To help address that confusion, Bryan Cave Leighton Paisner is publishing a multi-part series that discusses the questions most frequently asked by clients concerning the GDPR.

Question: Is a law firm required to respond to a data subject access request?

Answer: Sometimes.
To the extent that a law firm is considered a controller of data, it is responsible for responding “to requests for access to the data” that are submitted from a data subject. 1  That said, the obligation to respond to a request for access does not necessarily mean that an attorney must always respond with a copy of the information that the attorney holds about the individual that sends the request. 
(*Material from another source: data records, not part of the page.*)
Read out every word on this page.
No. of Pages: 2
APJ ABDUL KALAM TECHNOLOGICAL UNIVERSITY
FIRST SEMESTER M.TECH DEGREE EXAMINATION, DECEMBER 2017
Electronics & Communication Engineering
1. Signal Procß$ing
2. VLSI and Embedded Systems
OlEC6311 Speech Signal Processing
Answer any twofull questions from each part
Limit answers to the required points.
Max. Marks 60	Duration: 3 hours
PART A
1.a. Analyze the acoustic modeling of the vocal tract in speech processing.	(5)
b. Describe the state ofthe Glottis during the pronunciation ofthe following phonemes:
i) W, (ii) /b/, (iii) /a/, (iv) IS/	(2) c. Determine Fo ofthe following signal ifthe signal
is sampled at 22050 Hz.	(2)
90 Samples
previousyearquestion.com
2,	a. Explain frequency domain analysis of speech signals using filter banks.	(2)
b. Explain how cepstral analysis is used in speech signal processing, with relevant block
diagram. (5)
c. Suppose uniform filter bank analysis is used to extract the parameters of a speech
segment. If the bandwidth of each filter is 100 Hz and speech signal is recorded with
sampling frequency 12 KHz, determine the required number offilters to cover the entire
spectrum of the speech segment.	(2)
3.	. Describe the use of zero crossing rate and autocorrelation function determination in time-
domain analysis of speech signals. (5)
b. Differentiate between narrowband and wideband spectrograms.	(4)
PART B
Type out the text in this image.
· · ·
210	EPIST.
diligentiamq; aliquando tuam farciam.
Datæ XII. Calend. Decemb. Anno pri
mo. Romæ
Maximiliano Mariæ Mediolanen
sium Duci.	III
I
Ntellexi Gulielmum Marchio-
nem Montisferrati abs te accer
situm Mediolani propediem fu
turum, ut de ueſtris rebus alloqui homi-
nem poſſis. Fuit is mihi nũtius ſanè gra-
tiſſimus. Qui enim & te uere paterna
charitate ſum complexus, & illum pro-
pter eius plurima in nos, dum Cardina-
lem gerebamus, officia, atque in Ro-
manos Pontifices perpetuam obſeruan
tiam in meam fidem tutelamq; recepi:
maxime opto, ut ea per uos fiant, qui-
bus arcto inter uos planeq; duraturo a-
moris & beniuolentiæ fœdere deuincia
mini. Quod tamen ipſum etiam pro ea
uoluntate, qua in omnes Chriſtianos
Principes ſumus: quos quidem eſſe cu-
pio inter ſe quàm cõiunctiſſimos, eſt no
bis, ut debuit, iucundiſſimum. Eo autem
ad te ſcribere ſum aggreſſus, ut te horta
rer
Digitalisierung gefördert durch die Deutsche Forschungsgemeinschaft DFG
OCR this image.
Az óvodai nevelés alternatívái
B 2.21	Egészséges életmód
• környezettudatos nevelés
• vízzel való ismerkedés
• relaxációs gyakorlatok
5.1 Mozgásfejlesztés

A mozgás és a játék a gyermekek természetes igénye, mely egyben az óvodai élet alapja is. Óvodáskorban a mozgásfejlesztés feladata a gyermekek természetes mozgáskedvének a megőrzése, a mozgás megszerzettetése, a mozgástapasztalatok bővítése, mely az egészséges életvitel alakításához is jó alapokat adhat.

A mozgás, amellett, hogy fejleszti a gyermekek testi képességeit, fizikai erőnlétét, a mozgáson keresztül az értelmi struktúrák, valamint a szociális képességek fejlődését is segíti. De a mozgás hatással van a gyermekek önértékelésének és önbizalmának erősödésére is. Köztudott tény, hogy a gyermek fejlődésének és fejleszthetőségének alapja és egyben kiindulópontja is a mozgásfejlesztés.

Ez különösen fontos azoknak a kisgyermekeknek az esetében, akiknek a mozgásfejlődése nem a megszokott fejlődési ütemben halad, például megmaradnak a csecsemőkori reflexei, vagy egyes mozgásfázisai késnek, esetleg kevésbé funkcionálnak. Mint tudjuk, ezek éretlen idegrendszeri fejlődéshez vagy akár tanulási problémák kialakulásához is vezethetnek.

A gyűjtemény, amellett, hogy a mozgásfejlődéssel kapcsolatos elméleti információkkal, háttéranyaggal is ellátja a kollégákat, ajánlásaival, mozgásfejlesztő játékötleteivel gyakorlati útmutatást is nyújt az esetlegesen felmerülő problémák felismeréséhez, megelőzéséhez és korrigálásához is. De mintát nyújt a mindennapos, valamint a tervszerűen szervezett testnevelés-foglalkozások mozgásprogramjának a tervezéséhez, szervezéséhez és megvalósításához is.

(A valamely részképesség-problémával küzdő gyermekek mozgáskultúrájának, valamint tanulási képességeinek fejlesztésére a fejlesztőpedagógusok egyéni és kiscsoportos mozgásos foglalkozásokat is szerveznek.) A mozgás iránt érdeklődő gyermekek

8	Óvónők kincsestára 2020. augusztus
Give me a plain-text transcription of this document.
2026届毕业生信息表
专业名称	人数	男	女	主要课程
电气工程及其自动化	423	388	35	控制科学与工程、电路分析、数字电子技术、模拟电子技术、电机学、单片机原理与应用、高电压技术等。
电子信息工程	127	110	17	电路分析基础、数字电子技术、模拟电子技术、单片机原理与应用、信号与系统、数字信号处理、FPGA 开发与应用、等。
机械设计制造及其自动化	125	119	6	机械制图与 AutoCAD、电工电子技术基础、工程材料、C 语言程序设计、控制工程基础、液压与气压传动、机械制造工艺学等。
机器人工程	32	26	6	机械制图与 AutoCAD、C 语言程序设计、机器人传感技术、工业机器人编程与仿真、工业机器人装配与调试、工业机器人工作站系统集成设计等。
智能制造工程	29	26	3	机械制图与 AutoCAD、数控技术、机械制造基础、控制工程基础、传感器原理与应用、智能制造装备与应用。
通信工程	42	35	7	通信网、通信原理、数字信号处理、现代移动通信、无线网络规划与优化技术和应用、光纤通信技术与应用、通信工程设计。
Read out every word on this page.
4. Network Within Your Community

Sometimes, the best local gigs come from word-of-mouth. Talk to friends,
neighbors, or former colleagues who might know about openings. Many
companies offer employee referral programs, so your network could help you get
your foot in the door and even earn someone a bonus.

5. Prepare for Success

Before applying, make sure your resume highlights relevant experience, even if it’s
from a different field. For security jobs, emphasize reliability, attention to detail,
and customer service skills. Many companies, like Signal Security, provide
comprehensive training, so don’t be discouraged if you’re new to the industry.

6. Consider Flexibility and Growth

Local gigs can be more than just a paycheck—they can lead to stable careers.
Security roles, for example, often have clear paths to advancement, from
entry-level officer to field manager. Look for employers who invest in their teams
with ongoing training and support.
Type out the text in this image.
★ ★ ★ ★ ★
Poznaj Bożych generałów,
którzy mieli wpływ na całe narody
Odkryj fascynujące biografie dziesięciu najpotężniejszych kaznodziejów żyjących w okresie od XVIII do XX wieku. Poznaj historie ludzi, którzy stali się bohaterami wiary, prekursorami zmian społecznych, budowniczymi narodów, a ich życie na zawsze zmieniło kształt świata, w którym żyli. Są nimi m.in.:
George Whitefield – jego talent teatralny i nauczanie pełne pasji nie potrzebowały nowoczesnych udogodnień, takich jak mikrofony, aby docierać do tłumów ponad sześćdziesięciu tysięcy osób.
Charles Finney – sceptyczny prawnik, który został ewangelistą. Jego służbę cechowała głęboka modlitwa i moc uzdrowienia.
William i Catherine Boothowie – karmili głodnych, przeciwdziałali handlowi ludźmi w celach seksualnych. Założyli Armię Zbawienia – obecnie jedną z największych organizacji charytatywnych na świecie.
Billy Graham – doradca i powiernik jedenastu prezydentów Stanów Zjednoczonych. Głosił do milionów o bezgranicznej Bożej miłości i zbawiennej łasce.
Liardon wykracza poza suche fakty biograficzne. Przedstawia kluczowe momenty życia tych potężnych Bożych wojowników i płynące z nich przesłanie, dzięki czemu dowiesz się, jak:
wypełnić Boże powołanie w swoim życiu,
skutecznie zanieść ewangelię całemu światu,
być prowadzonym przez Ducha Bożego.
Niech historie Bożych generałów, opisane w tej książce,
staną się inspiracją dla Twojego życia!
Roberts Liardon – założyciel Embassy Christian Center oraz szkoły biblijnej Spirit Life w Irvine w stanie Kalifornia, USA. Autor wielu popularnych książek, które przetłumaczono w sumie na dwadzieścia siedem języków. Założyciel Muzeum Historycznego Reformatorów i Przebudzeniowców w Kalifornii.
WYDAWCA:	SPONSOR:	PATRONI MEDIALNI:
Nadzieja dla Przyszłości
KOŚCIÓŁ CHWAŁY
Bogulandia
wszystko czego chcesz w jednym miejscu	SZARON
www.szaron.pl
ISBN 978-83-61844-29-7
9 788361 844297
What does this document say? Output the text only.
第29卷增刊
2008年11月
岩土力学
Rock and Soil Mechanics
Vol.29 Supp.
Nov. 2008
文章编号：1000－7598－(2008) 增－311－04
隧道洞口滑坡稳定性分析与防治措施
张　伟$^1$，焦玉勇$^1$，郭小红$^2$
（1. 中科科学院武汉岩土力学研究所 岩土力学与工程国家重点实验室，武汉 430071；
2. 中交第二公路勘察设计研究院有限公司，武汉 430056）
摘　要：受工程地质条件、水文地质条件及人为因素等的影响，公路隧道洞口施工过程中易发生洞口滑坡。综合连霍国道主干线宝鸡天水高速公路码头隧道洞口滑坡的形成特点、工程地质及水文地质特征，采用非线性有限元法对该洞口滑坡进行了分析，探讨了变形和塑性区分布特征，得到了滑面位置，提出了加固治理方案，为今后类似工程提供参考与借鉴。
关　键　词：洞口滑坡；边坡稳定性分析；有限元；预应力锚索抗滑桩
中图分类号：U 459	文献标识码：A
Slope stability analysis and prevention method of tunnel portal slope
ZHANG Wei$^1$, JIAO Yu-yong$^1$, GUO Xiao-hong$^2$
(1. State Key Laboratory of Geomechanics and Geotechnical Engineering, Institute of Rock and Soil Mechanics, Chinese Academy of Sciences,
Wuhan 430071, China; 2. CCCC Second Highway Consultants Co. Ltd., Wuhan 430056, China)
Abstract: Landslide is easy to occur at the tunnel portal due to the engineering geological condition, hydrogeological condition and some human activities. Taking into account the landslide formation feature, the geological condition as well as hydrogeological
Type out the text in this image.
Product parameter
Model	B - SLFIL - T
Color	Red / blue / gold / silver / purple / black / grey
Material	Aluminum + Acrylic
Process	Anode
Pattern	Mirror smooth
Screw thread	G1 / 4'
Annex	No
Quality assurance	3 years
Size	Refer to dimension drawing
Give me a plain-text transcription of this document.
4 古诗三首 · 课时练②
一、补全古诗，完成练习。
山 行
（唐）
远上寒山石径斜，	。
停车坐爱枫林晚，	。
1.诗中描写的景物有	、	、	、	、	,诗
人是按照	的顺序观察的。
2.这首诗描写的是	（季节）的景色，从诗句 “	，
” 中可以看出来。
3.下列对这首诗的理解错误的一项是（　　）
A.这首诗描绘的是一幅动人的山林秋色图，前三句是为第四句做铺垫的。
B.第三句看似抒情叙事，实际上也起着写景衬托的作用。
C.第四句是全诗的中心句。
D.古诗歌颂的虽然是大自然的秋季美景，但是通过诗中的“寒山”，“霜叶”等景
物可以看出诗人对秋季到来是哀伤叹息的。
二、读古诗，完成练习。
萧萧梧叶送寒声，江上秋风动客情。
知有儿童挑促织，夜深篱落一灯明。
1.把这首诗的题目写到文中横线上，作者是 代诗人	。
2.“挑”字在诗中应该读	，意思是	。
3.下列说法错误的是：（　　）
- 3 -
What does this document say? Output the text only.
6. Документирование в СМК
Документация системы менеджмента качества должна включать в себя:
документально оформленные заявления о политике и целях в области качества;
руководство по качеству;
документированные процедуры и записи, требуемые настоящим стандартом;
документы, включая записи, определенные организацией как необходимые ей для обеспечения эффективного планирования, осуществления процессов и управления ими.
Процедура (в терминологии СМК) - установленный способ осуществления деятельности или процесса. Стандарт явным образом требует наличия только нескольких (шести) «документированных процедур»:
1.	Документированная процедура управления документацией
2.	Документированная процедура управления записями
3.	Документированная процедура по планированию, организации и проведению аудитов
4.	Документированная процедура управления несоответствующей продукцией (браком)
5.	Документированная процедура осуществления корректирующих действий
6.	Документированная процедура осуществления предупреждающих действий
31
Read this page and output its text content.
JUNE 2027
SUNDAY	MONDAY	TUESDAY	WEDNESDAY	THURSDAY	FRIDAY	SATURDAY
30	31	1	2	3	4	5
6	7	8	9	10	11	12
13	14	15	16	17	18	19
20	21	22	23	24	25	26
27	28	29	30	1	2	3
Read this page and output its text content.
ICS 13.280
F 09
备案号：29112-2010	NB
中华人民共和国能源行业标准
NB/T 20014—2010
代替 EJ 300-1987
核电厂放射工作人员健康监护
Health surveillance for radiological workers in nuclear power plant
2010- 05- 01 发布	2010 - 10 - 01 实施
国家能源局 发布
The GDPR permits a controller to refuse to provide a copy of information if doing so would “adversely affect the rights and freedoms of others.”2  One instance in which disclosure of personal data would arguably affect the rights and freedoms of others occurs when an attorney would violate a legal professional privilege that is recognized in a Member State (e.g., work product doctrine or attorney-client communication) if it were to make the disclosure.  So, for example, the UK Information Commissioner’s Office has stated that “Personal data is . . . exempt from the right of subject access if it consists of information for which legal professional privilege . . . could be claimed in legal proceedings in any part of the UK.”It is worth noting, however, that if a legal privilege does not apply, the ICO has stated that a lawyer may not “refuse to supply information in response to a [subject access request] simply because the information is requested in connection with actual or potential legal proceedings.”4

To the extent that information is privileged under the laws of a country outside of the EEA (e.g., is subject to United States legal privilege, but not legal privilege under UK law) it is unclear whether a supervisory authority would take the position that a lawyer is exempt from the obligation to produce the information pursuant to a data subject access request.  As such a disclosure would still “adversely affect the rights and freedoms of others” a strong argument could be made that the exemption should continue to apply.


1. UK ICO, “Data Controllers and Data Processors: What the Difference Is and What the Governance Implications Are” at 13.

2. GDPR, Article 15(4).

3. UK ICO, “Subject Access Code of Practice: Dealing with Requests from Individulas for Personal Information, at 55 (Version 1.2).

4. UK ICO, “Subject Access Code of Practice: Dealing with Requests from Individulas for Personal Information, at 55 (Version 1.2).